The elections office, like the rest of the county departments, has adopted a variety of safety measures because of the COVID-19 pandemic. Fundingsland said workers are using the county employee cafeteria as the public lobby because it is much larger than the elections lobby and allows for social distancing.

Instead of hiring a “small army” of temporary staff, Fundingsland has diverted staff from other departments under the auditor, such as recording and licensing, to help fill the gap. County staff are already accustomed to safety procedures and will help keep elections employees safer than bringing in outside people, she said.

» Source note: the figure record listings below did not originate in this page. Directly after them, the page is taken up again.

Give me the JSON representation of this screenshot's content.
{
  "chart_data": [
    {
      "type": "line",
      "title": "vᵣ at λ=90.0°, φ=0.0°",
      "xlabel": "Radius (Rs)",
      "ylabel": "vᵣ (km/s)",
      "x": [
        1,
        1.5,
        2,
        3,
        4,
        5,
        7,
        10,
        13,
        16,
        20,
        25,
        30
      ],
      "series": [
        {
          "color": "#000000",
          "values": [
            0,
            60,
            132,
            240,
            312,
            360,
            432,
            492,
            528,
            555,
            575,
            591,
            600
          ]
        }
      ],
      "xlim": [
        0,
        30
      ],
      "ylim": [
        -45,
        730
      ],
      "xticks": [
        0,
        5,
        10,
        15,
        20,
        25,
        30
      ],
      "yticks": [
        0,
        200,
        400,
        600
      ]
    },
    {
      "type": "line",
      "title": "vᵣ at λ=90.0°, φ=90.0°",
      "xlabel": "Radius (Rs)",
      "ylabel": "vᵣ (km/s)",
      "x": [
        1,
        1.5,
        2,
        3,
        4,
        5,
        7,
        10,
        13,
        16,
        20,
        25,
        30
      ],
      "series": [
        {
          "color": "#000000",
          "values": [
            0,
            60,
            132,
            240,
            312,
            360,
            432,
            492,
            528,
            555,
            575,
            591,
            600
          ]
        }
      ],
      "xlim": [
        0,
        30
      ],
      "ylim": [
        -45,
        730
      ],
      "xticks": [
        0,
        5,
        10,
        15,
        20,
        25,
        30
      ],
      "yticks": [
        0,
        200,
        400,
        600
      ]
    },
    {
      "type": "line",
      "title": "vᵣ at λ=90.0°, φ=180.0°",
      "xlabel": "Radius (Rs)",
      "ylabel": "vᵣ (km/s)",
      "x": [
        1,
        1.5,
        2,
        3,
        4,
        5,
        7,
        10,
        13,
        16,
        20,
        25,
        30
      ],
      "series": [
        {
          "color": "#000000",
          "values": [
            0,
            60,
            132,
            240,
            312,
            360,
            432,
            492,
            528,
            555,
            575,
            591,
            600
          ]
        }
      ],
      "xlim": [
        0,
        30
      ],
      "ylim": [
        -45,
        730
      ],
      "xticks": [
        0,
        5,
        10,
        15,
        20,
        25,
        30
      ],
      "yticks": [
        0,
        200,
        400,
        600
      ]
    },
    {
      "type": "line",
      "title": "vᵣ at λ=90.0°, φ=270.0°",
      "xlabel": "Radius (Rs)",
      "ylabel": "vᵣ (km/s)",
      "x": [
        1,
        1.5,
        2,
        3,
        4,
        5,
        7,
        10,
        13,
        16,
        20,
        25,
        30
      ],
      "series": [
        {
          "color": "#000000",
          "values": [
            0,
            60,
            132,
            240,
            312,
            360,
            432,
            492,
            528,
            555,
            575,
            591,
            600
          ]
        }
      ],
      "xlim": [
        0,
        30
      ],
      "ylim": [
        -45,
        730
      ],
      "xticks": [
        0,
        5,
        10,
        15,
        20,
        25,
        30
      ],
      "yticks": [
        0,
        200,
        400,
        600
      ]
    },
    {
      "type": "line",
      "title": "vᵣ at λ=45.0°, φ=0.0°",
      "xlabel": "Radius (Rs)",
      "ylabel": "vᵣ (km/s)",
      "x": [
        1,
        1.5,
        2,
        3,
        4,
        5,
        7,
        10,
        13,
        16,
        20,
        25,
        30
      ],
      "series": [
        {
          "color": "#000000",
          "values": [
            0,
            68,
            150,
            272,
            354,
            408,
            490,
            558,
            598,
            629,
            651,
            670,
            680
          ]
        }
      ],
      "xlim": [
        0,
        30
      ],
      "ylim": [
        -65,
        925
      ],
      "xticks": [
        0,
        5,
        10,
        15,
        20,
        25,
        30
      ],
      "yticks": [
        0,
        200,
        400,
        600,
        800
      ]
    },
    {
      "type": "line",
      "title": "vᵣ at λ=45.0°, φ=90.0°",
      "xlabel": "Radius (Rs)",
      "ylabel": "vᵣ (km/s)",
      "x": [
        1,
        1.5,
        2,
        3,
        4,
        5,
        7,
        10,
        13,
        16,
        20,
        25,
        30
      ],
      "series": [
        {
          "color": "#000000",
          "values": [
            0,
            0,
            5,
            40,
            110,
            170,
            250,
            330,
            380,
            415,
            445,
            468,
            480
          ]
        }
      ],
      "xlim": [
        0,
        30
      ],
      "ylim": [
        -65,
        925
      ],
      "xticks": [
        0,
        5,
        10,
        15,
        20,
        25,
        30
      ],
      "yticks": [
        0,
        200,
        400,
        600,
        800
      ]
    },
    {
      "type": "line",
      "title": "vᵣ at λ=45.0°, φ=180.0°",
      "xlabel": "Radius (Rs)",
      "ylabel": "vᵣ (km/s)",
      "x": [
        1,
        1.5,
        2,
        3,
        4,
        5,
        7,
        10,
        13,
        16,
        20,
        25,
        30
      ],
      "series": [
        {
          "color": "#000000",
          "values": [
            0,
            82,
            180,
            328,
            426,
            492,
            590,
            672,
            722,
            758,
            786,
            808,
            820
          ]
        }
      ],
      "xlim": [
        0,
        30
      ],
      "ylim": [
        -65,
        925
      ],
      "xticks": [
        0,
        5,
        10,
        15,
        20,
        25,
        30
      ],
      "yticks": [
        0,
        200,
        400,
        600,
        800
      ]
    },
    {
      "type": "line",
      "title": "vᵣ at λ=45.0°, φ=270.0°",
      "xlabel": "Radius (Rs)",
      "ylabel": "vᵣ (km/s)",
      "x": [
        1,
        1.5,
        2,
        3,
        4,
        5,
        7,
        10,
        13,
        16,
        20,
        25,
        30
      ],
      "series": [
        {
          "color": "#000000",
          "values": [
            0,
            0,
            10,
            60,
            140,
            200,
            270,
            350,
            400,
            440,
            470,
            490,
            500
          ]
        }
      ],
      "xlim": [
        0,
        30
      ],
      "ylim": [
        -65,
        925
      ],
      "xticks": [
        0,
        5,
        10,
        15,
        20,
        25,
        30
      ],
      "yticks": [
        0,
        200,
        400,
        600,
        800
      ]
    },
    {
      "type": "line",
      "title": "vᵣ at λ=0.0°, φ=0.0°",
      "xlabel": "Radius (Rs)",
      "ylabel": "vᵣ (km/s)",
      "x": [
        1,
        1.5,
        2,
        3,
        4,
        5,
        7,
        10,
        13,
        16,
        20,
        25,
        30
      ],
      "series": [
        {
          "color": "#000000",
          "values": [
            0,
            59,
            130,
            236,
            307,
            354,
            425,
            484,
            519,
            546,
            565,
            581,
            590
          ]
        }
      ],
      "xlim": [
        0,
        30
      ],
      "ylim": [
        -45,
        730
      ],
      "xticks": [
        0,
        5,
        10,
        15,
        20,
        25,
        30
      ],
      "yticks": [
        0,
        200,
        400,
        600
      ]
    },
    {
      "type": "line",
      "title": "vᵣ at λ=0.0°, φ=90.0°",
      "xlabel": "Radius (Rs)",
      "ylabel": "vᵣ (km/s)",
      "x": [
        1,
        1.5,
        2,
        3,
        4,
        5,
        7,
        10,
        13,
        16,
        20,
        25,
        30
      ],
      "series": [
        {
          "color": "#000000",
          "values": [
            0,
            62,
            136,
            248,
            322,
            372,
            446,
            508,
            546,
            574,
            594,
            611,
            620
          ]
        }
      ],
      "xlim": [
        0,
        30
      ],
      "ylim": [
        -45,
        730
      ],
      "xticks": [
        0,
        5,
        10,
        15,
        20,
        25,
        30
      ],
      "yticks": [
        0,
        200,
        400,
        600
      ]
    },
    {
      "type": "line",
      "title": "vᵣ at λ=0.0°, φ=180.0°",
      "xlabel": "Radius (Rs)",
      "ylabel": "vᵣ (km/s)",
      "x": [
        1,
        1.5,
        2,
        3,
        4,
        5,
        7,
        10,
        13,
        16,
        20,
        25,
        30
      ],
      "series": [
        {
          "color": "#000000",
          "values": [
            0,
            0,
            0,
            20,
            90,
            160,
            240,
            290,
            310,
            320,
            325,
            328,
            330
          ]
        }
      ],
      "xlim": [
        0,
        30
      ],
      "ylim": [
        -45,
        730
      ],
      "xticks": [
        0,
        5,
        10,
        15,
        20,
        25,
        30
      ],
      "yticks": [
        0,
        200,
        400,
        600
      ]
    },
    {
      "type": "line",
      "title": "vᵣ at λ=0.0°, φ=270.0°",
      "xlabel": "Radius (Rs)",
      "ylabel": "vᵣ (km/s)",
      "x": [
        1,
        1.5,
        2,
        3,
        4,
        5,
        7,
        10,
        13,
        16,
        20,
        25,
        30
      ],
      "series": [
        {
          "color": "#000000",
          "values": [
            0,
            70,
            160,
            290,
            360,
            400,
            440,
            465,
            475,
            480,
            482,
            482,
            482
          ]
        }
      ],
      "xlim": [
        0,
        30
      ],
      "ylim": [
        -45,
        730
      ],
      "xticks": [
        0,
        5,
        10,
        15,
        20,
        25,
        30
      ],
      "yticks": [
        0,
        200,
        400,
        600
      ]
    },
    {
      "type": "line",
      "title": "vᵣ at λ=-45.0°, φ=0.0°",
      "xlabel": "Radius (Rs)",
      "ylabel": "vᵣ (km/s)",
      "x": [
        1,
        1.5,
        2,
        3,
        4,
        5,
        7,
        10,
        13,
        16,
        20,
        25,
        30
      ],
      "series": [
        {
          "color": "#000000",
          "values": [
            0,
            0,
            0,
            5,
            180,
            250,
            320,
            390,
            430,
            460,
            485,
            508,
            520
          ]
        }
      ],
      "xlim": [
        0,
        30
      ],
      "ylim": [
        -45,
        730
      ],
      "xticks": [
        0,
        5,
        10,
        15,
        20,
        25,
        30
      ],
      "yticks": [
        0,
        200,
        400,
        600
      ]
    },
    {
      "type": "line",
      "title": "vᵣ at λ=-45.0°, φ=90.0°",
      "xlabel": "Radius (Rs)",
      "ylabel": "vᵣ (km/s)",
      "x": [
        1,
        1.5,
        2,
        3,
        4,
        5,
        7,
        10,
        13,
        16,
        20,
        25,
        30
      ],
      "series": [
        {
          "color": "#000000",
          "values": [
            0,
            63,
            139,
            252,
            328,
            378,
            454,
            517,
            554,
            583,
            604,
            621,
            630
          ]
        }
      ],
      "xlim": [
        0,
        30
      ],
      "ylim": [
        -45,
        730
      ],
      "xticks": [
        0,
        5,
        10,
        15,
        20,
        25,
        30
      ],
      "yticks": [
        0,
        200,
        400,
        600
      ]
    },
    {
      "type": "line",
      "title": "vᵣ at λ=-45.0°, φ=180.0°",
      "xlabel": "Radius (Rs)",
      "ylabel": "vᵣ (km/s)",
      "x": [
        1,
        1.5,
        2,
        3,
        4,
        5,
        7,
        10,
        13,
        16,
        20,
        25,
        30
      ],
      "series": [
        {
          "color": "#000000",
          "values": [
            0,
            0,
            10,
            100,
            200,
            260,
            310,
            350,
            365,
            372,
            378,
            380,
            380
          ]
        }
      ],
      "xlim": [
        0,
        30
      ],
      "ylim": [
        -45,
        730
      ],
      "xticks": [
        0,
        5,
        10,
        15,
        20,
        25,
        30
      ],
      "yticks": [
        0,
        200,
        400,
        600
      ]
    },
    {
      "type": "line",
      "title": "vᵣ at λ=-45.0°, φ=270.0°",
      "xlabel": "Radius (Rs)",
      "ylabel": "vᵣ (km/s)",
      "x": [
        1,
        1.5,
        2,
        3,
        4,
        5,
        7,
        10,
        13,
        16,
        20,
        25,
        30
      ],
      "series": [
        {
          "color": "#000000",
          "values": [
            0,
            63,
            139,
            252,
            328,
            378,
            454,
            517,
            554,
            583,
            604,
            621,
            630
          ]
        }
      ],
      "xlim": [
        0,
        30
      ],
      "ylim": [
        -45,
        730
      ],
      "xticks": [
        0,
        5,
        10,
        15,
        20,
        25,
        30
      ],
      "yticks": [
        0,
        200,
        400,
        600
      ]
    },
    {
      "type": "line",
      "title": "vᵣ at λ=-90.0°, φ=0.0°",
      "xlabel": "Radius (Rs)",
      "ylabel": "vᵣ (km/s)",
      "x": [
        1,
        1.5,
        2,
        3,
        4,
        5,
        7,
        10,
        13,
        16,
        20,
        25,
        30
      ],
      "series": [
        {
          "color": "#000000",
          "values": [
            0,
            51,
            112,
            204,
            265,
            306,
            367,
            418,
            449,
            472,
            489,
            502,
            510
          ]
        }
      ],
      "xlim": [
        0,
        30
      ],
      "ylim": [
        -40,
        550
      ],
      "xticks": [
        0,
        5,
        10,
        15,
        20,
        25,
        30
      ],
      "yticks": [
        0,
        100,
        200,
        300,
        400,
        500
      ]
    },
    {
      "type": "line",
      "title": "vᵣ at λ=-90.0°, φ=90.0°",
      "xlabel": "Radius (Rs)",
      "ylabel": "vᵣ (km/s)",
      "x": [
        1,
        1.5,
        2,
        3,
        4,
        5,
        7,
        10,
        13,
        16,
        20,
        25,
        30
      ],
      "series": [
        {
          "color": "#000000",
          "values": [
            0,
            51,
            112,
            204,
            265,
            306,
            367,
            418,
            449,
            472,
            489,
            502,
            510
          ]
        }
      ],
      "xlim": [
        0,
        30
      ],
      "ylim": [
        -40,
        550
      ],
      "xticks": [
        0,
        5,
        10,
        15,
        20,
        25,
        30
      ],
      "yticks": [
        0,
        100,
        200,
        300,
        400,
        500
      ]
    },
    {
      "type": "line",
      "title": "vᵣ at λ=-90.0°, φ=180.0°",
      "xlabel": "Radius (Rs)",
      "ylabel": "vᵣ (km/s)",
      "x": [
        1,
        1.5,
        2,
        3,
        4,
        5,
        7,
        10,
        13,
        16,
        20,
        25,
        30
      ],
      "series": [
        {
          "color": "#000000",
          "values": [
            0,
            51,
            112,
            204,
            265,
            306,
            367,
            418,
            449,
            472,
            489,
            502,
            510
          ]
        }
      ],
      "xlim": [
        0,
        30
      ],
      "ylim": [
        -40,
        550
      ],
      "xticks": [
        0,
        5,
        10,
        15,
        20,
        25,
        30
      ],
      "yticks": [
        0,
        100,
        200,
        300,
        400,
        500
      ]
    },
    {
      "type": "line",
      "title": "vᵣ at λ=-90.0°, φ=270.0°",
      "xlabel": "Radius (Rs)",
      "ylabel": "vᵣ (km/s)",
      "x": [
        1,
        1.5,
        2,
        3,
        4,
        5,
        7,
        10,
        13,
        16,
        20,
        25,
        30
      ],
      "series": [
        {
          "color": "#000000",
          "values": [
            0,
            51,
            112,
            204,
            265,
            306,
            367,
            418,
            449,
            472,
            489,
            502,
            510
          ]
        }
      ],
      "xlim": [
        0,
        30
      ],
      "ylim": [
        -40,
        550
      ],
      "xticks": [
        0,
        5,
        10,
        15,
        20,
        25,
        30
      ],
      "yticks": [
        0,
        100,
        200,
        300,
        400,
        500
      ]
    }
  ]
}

Prior to the pandemic, the county had invested in a mail ballot sorter, which counts the incoming ballots, takes a photo of the envelopes and batches them, Fundingsland said. The new equipment performs many of the time-consuming and labor-intensive work previously done manually and allows for fewer people in the office, she said.

The elections office is open and people can call to set up an appointment to register to vote in person through Aug. 4. On election day, lines could be longer than usual because of social distancing but anyone in line before 8 p.m. will be able to vote, Fundingsland said.

Voters will decide the top two candidates who advance to the general election in races with three or more candidates. That includes several state legislative positions, as well as two county commissioner seats.

For positions representing a specific district, only voters living in that area can cast a primary election vote.

An online voters’ guide with information on each of the candidates is available at votewa.gov. A collection of 2020 election stories is attached to this article at TDN.com.

Ballots can be mailed or placed in ballot drop boxes located throughout the county. Postage is prepaid on ballot return envelopes, so no stamp is needed.

The deadline to place ballots in drop boxes is 8 p.m. Aug. 4. Mailed ballots must be postmarked by Aug. 4 to be valid. Ballot drop box site are available at:

  • Longview: 1525 Broadway near Longview City Hall or in the Civic Center Circle near the veterans memorial.
  • Kelso: Bridge Market Lane between LJ’s Furness Drug Co. and the Allen Street Bridge.
  • Castle Rock: 137 Cowlitz St. in front of the Castle Rock Library.
  • Kalama: 514 North First St. near the post office.
  • Woodland: 336 Davidson Ave. in the city parking lot at Davidson and Second Street.
  • Ryderwood: 208 Morse St., just to the side of the Ryderwood Library.